Give it a try just keep an eye on it and be prepared to act hopefully it all works out


----------



## Gizmo (Dec 6, 2010)

If you get a female betta you should be fine, as they are much less aggressive than their male counterparts. I would say 5 neons and a female betta or 5 endlers and a female betta works.

Do NOT put loaches and shrimp/crabs in the same tank! The loaches will chow down on the shrimp. Do loaches, or do shrimp/crabs. I prefer red cherry shrimp, but there's also Mexican Dwarf Lobsters and Thai Micro Crabs that are also lots of fun.

And welcome to the forum, BTW


----------



## crazyfire (Feb 7, 2013)

Gizmo if I understand what you are saying I can either do 1 female betta, 5 neons or endless and either the shrimp(crab, lobsters ect) or the loaches correct? 
Also If i got a baby betta would it be more apt to be friendly if it grew up will all my fish? 
Are there any other 2-2.5 full body fish that would do well by themselves (so I could avoid the betta drama)?
Assuming I do the fishless cycle first I am still assuming that I could not add all the fish I want at once so what would be the optimal order in which to add them?
Tks for the welcome I’m glad to be here


----------



## Gizmo (Dec 6, 2010)

A dwarf gourami is also an option for a larger solitary fish. The larger fish like gouramis or bettas will still try and eat your smaller invertebrates like dwarf shrimp.

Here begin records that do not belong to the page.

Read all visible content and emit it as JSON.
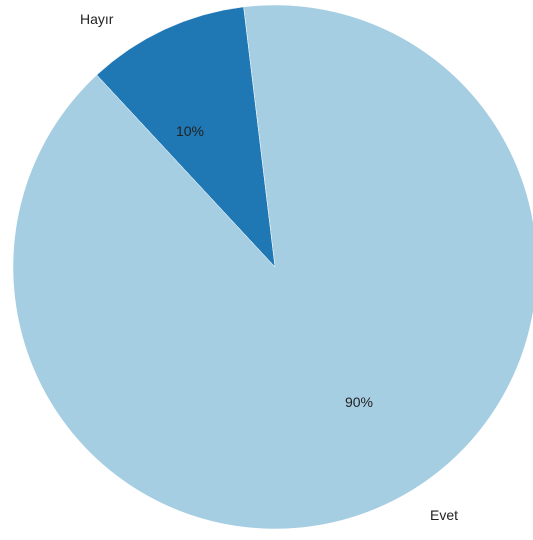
{
  "chart_data": {
    "type": "pie",
    "title": "",
    "slices": [
      {
        "label": "Hayır",
        "value": 10,
        "value_label": "10%",
        "color": "#1f78b4"
      },
      {
        "label": "Evet",
        "value": 90,
        "value_label": "90%",
        "color": "#a6cee3"
      }
    ],
    "start": "top, clockwise from about 11 o'clock",
    "legend": "none"
  }
}
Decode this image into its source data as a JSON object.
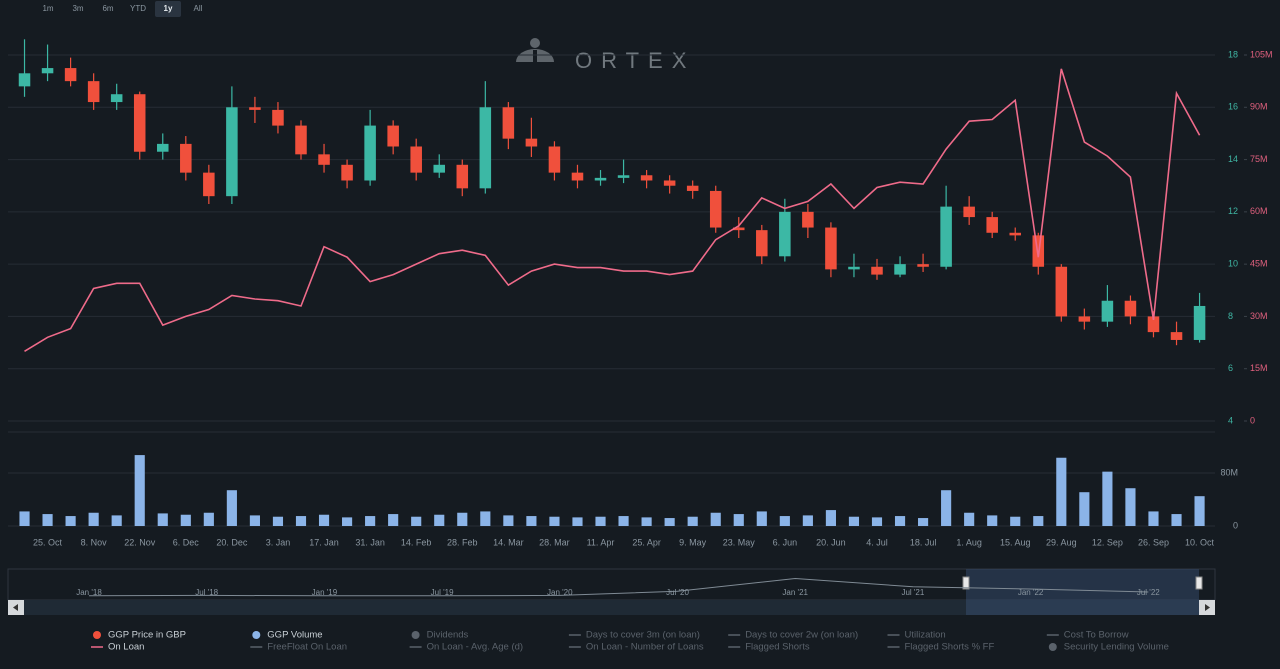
{
  "chart_data": {
    "type": "candlestick",
    "range_buttons": [
      "1m",
      "3m",
      "6m",
      "YTD",
      "1y",
      "All"
    ],
    "selected_range": "1y",
    "watermark": "ORTEX",
    "categories": [
      null,
      "25. Oct",
      null,
      "8. Nov",
      null,
      "22. Nov",
      null,
      "6. Dec",
      null,
      "20. Dec",
      null,
      "3. Jan",
      null,
      "17. Jan",
      null,
      "31. Jan",
      null,
      "14. Feb",
      null,
      "28. Feb",
      null,
      "14. Mar",
      null,
      "28. Mar",
      null,
      "11. Apr",
      null,
      "25. Apr",
      null,
      "9. May",
      null,
      "23. May",
      null,
      "6. Jun",
      null,
      "20. Jun",
      null,
      "4. Jul",
      null,
      "18. Jul",
      null,
      "1. Aug",
      null,
      "15. Aug",
      null,
      "29. Aug",
      null,
      "12. Sep",
      null,
      "26. Sep",
      null,
      "10. Oct"
    ],
    "series": [
      {
        "name": "GGP Price in GBP",
        "color": "#f0503c",
        "up_color": "#3cb8a5",
        "down_color": "#f0503c",
        "legend_marker": "dot",
        "open": [
          16.8,
          17.3,
          17.5,
          17.0,
          16.2,
          16.5,
          14.3,
          14.6,
          13.5,
          12.6,
          16.0,
          15.9,
          15.3,
          14.2,
          13.8,
          13.2,
          15.3,
          14.5,
          13.5,
          13.8,
          12.9,
          16.0,
          14.8,
          14.5,
          13.5,
          13.2,
          13.3,
          13.4,
          13.2,
          13.0,
          12.8,
          11.4,
          11.3,
          10.3,
          12.0,
          11.4,
          9.8,
          9.9,
          9.6,
          10.0,
          9.9,
          12.2,
          11.8,
          11.2,
          11.1,
          9.9,
          8.0,
          7.8,
          8.6,
          8.0,
          7.4,
          7.1
        ],
        "high": [
          18.6,
          18.4,
          17.9,
          17.3,
          16.9,
          16.6,
          15.0,
          14.9,
          13.8,
          16.8,
          16.4,
          16.2,
          15.5,
          14.6,
          14.0,
          15.9,
          15.5,
          14.8,
          14.2,
          14.0,
          17.0,
          16.2,
          15.6,
          14.7,
          13.8,
          13.6,
          14.0,
          13.6,
          13.4,
          13.2,
          13.0,
          11.8,
          11.5,
          12.5,
          12.3,
          11.6,
          10.4,
          10.2,
          10.3,
          10.4,
          13.0,
          12.6,
          12.0,
          11.4,
          11.2,
          10.0,
          8.3,
          9.2,
          8.8,
          8.2,
          7.8,
          8.9
        ],
        "low": [
          16.4,
          17.0,
          16.8,
          15.9,
          15.9,
          14.0,
          14.0,
          13.2,
          12.3,
          12.3,
          15.4,
          15.0,
          14.0,
          13.5,
          12.9,
          13.0,
          14.2,
          13.2,
          13.3,
          12.6,
          12.7,
          14.4,
          14.1,
          13.2,
          12.9,
          13.0,
          13.1,
          12.9,
          12.7,
          12.5,
          11.2,
          11.0,
          10.0,
          10.1,
          11.0,
          9.5,
          9.5,
          9.4,
          9.5,
          9.7,
          9.8,
          11.5,
          11.0,
          10.9,
          9.6,
          7.8,
          7.5,
          7.6,
          7.7,
          7.2,
          6.9,
          7.0
        ],
        "close": [
          17.3,
          17.5,
          17.0,
          16.2,
          16.5,
          14.3,
          14.6,
          13.5,
          12.6,
          16.0,
          15.9,
          15.3,
          14.2,
          13.8,
          13.2,
          15.3,
          14.5,
          13.5,
          13.8,
          12.9,
          16.0,
          14.8,
          14.5,
          13.5,
          13.2,
          13.3,
          13.4,
          13.2,
          13.0,
          12.8,
          11.4,
          11.3,
          10.3,
          12.0,
          11.4,
          9.8,
          9.9,
          9.6,
          10.0,
          9.9,
          12.2,
          11.8,
          11.2,
          11.1,
          9.9,
          8.0,
          7.8,
          8.6,
          8.0,
          7.4,
          7.1,
          8.4
        ]
      },
      {
        "name": "On Loan",
        "color": "#ef6b8a",
        "legend_marker": "line",
        "axis": "y2",
        "values": [
          20000000,
          24000000,
          26500000,
          38000000,
          39500000,
          39500000,
          27500000,
          30000000,
          32000000,
          36000000,
          35000000,
          34500000,
          33000000,
          50000000,
          47000000,
          40000000,
          42000000,
          45000000,
          48000000,
          49000000,
          47500000,
          39000000,
          43000000,
          45000000,
          44000000,
          44000000,
          43000000,
          43000000,
          42000000,
          43000000,
          52000000,
          56000000,
          64000000,
          61000000,
          63000000,
          68000000,
          61000000,
          67000000,
          68500000,
          68000000,
          78000000,
          86000000,
          86500000,
          92000000,
          47000000,
          101000000,
          80000000,
          76000000,
          70000000,
          29000000,
          94000000,
          82000000
        ]
      },
      {
        "name": "GGP Volume",
        "color": "#8bb4e8",
        "legend_marker": "dot",
        "axis": "volume",
        "values": [
          22000000,
          18000000,
          15000000,
          20000000,
          16000000,
          107000000,
          19000000,
          17000000,
          20000000,
          54000000,
          16000000,
          14000000,
          15000000,
          17000000,
          13000000,
          15000000,
          18000000,
          14000000,
          17000000,
          20000000,
          22000000,
          16000000,
          15000000,
          14000000,
          13000000,
          14000000,
          15000000,
          13000000,
          12000000,
          14000000,
          20000000,
          18000000,
          22000000,
          15000000,
          16000000,
          24000000,
          14000000,
          13000000,
          15000000,
          12000000,
          54000000,
          20000000,
          16000000,
          14000000,
          15000000,
          103000000,
          51000000,
          82000000,
          57000000,
          22000000,
          18000000,
          45000000
        ]
      }
    ],
    "ylim": [
      4,
      18
    ],
    "yticks": [
      4,
      6,
      8,
      10,
      12,
      14,
      16,
      18
    ],
    "y2lim": [
      0,
      105000000
    ],
    "y2ticks": [
      0,
      {
        "value": 15000000,
        "label": "15M"
      },
      {
        "value": 30000000,
        "label": "30M"
      },
      {
        "value": 45000000,
        "label": "45M"
      },
      {
        "value": 60000000,
        "label": "60M"
      },
      {
        "value": 75000000,
        "label": "75M"
      },
      {
        "value": 90000000,
        "label": "90M"
      },
      {
        "value": 105000000,
        "label": "105M"
      }
    ],
    "volume_ylim": [
      0,
      110000000
    ],
    "volume_ticks": [
      0,
      {
        "value": 80000000,
        "label": "80M"
      }
    ],
    "grid": true,
    "hidden_color": "#5a626b",
    "hidden_series": [
      {
        "name": "FreeFloat On Loan",
        "legend_marker": "line"
      },
      {
        "name": "Dividends",
        "legend_marker": "dot"
      },
      {
        "name": "On Loan - Avg. Age (d)",
        "legend_marker": "line"
      },
      {
        "name": "Days to cover 3m (on loan)",
        "legend_marker": "line"
      },
      {
        "name": "On Loan - Number of Loans",
        "legend_marker": "line"
      },
      {
        "name": "Days to cover 2w (on loan)",
        "legend_marker": "line"
      },
      {
        "name": "Flagged Shorts",
        "legend_marker": "line"
      },
      {
        "name": "Utilization",
        "legend_marker": "line"
      },
      {
        "name": "Flagged Shorts % FF",
        "legend_marker": "line"
      },
      {
        "name": "Cost To Borrow",
        "legend_marker": "line"
      },
      {
        "name": "Security Lending Volume",
        "legend_marker": "dot"
      }
    ],
    "navigator": {
      "categories": [
        "Jan '18",
        "Jul '18",
        "Jan '19",
        "Jul '19",
        "Jan '20",
        "Jul '20",
        "Jan '21",
        "Jul '21",
        "Jan '22",
        "Jul '22"
      ],
      "values": [
        3,
        3.5,
        3,
        3,
        3.5,
        9,
        26,
        15,
        12,
        8
      ],
      "ylim": [
        0,
        40
      ]
    }
  }
}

If you're looking for a nice centerpiece fish but don't mind having a slightly smaller one, consider a male scarlet badis. They're very awesome little guys.

For adding fish after a fishless cycle, you're right that you can't add all at once or you might shock your tank and cause ammonia/nitrite spikes. I would add the neon tetras or the endlers first, then the shrimp/crabs/lobsters or the loaches, then your centerpiece fish.


----------



## crazyfire (Feb 7, 2013)

Just a random question but can the scarlet badis life in a 1 gallon tank? with a small snail maybe?


----------



## majerah1 (Oct 29, 2010)

Gizmo said:


> If you get a female betta you should be fine, as they are much less aggressive than their male counterparts.

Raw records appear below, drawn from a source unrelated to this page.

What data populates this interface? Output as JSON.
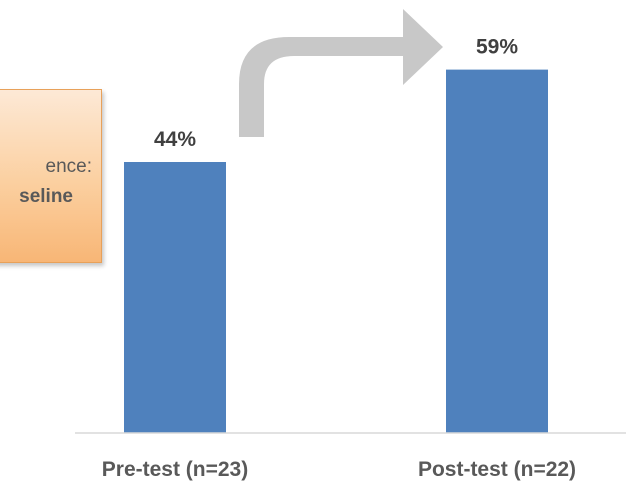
{
  "callout": {
    "line1": "ence:",
    "line2": "seline"
  },
  "chart_data": {
    "type": "bar",
    "categories": [
      "Pre-test (n=23)",
      "Post-test (n=22)"
    ],
    "values": [
      44,
      59
    ],
    "data_labels": [
      "44%",
      "59%"
    ],
    "title": "",
    "xlabel": "",
    "ylabel": "",
    "ylim": [
      0,
      70
    ],
    "grid": false,
    "legend": "none"
  },
  "colors": {
    "bar": "#4f81bd",
    "arrow": "#c8c8c8",
    "axis": "#d9d9d9",
    "callout_border": "#e8a15a"
  }
}
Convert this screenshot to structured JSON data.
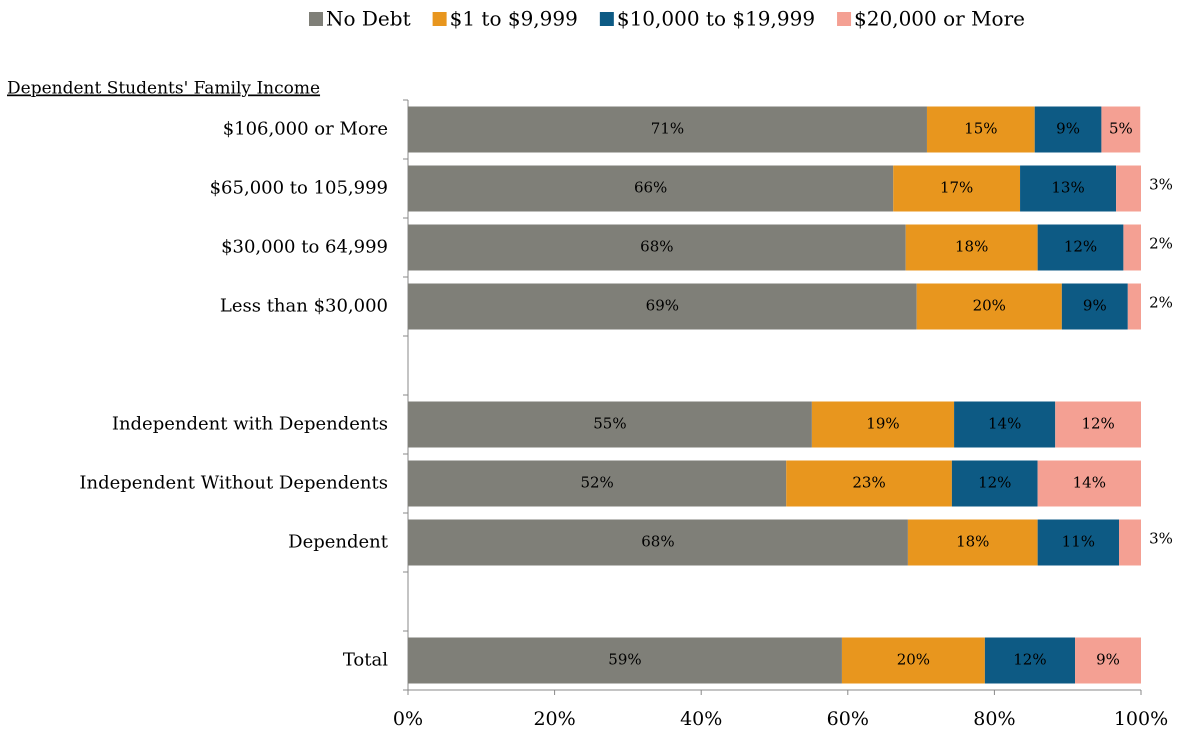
{
  "chart_data": {
    "type": "stacked-barh",
    "annotation": "Dependent Students' Family Income",
    "categories": [
      "$106,000 or More",
      "$65,000 to 105,999",
      "$30,000 to 64,999",
      "Less than $30,000",
      null,
      "Independent with Dependents",
      "Independent Without Dependents",
      "Dependent",
      null,
      "Total"
    ],
    "series": [
      {
        "name": "No Debt",
        "color": "#7f7f78",
        "values": [
          70.8,
          66.2,
          67.9,
          69.4,
          null,
          55.1,
          51.6,
          68.2,
          null,
          59.2
        ],
        "value_labels": [
          "71%",
          "66%",
          "68%",
          "69%",
          null,
          "55%",
          "52%",
          "68%",
          null,
          "59%"
        ]
      },
      {
        "name": "$1 to $9,999",
        "color": "#e8961e",
        "values": [
          14.7,
          17.3,
          18.0,
          19.8,
          null,
          19.4,
          22.6,
          17.7,
          null,
          19.5
        ],
        "value_labels": [
          "15%",
          "17%",
          "18%",
          "20%",
          null,
          "19%",
          "23%",
          "18%",
          null,
          "20%"
        ]
      },
      {
        "name": "$10,000 to $19,999",
        "color": "#0d5a84",
        "values": [
          9.1,
          13.1,
          11.7,
          9.0,
          null,
          13.8,
          11.7,
          11.1,
          null,
          12.3
        ],
        "value_labels": [
          "9%",
          "13%",
          "12%",
          "9%",
          null,
          "14%",
          "12%",
          "11%",
          null,
          "12%"
        ]
      },
      {
        "name": "$20,000 or More",
        "color": "#f4a093",
        "values": [
          5.3,
          3.4,
          2.4,
          1.8,
          null,
          11.7,
          14.1,
          3.0,
          null,
          9.0
        ],
        "value_labels": [
          "5%",
          "3%",
          "2%",
          "2%",
          null,
          "12%",
          "14%",
          "3%",
          null,
          "9%"
        ]
      }
    ],
    "xlim": [
      0,
      100
    ],
    "xticks": [
      {
        "value": 0,
        "label": "0%"
      },
      {
        "value": 20,
        "label": "20%"
      },
      {
        "value": 40,
        "label": "40%"
      },
      {
        "value": 60,
        "label": "60%"
      },
      {
        "value": 80,
        "label": "80%"
      },
      {
        "value": 100,
        "label": "100%"
      }
    ],
    "legend": "top"
  }
}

This is not always true. Take into consideration you have a fast aggressive fish, with little fins to weigh her down. This makes her more agile. The males at least are usually( unless you get a plakat male) weighed down a little by the finnage. I have had ladies ten times more aggressive than males. As a matter of fact I have told you about the male killer I tried numerous times to spawn, to no avail. She was much faster and meaner, even to a male who was younger by far, and I figured she would act more civil. They can be nasty little girls.

A betta with shrimp is almost asking to have the shrimp wiped out regardless of hides. If any do survive, they will stay hidden and stressed. Then perhaps starve to death. All bettas have their own personality. If you have a friend who has a betta that is lax in nature, you cannot guarantee yours will be as well, male or female. 

My advice, I would look into a shrimp only planted tank, or research smaller species. The Elassoma Gilberti - Pygmy sunfish -are great little fish and would fit the ten gallon well. There are several other species as well.



crazyfire said:


> Also If i got a baby betta would it be more apt to be friendly if it grew up will all my fish?


Not really. They are jarred for a reason. Breeders start to jar the fish, males and females, once they see aggression between them and their siblings. This is to keep the stress down and the fins in decent shape as well as prevent possible losses.


----------



## Gizmo (Dec 6, 2010)

Learned something new today. Thanks Bev


----------